During her conversation with Hegseth, Mrs. Trump touched on subjects ranging from the the current baby formula shortage to the dangerous direction present leadership is taking the country, but she also spoke on a topic that has had many scratching their heads for years, namely, why she never appeared on the cover of Vogue as first lady.
Hegseth inquired of Trump how she managed to withstand the constant barrage of criticism she faced while in the White House, noting that it was a level of scrutiny from which the current first lady seems to have been spared.
“The media, take Vogue for example – five months into Joe Biden’s presidency, [first lady] Jill Biden’s on the cover. [Vice President] Kamala Harris is on the cover before she’s even sworn in. Hillary Clinton was on the cover when she was first lady, Michelle [Obama] was on the cover three times,” Hegseth began.
“Yet with your business background and your fashion background and your beauty, never on the cover of Vogue. Why the double standard? Hegseth asked Trump, to which she bluntly replied, “They’re biased and they have likes and dislikes, and it’s so obvious.”

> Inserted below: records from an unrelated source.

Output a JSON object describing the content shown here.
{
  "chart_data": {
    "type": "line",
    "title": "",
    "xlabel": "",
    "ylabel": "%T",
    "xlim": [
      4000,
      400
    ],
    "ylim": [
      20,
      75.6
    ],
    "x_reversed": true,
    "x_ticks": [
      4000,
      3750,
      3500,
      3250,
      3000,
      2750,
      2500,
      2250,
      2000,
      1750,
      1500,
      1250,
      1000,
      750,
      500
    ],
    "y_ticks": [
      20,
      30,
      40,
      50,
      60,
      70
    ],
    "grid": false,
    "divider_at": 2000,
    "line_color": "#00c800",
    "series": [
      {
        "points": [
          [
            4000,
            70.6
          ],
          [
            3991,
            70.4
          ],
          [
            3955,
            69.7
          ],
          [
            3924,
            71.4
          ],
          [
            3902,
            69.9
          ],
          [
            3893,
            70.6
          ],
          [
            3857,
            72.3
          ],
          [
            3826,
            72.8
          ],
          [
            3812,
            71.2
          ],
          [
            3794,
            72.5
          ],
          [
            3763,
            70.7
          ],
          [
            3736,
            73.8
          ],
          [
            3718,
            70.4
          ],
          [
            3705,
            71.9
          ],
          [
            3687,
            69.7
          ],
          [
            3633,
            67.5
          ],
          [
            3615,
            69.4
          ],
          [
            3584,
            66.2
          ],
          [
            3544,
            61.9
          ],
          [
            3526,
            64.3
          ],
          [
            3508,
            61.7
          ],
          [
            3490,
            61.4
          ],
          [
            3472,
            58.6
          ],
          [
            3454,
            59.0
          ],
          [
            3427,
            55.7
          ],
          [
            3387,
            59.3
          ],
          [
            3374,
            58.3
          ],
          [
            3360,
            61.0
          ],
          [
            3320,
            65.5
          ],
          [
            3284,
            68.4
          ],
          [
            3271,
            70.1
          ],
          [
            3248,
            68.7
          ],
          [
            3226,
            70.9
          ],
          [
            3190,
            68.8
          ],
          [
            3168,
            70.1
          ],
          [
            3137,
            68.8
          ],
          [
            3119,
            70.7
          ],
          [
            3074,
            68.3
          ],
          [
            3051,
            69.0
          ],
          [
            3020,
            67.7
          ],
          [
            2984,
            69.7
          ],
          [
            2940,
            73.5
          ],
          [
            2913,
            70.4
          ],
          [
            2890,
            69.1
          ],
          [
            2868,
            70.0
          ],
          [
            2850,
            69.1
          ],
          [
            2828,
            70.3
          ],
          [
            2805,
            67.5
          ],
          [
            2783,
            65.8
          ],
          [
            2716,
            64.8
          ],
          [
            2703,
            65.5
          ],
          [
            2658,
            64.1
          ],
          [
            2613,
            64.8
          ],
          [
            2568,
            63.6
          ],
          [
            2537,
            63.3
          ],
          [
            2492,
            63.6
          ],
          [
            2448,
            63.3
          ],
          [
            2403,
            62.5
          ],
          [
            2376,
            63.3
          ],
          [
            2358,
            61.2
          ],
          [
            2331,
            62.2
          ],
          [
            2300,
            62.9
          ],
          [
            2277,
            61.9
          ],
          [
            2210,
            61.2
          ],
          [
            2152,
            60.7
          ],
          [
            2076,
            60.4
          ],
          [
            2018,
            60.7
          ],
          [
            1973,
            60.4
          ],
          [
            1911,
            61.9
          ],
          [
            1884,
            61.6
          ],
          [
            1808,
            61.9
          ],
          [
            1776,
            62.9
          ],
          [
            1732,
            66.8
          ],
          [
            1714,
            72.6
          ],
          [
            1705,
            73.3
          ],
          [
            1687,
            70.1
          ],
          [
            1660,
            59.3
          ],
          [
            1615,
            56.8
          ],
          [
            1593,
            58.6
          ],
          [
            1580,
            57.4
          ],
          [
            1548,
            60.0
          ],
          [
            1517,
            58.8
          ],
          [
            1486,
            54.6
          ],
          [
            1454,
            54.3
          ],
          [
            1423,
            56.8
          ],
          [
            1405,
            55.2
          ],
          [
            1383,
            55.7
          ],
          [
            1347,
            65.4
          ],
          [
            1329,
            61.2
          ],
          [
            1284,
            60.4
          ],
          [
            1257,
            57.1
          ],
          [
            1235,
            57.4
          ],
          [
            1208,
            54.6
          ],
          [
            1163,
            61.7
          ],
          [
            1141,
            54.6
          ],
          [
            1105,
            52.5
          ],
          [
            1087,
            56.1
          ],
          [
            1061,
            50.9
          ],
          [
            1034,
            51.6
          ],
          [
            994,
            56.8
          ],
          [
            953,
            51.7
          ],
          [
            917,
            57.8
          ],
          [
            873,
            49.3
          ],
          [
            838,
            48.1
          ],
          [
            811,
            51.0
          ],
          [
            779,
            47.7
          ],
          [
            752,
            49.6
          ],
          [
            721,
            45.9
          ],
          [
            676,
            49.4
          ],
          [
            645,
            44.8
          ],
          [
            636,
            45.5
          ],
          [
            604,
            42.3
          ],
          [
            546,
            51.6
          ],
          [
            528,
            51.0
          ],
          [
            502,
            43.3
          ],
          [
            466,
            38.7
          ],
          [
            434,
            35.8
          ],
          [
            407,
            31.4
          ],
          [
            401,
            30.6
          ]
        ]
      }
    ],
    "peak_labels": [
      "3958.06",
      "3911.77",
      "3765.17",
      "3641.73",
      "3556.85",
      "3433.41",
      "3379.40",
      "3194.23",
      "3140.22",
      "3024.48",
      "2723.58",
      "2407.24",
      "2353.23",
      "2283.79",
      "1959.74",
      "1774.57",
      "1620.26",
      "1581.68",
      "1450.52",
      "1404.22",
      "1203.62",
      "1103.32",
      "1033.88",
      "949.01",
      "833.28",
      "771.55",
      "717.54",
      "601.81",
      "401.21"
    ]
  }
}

Trump continued, “And I think the American people and everyone sees it. …I have much more important things to do – and I did in the White House – than being on the cover of Vogue.”
Though Mrs. Trump did appear on the cover of the magazine in February of 2005, in the gown she wore while marrying now-former President Donald Trump, her absence from the monthly fashion bible during her husband’s presidency does indeed seem to be largely down to politics.
According to the Daily Beast, in an 2019 interview with CNN, Vogue editor-in-chief Anna Wintour was asked to explain why the magazine has historically featured more Democrat figures than Republican ones, and she said, “If you’re talking about the first lady [Michelle Obama] or Senator [Kamala] Harris, obviously these are women that we feel are icons and inspiring to women on a global perspective.”
Giving the blatantly biased game away further and confirming Mrs. Trump’s suspicions, Wintour haughtily declared, “I also feel even more strongly now that this is not a time to try – and I think one has to be fair, one has to look at all sides – but I don’t think its a moment not to take a stand…I think you can’t be everything to everybody…those of us that work at Conde Nast believe that you have to stand up for what you believe in and you have to take a point of view.”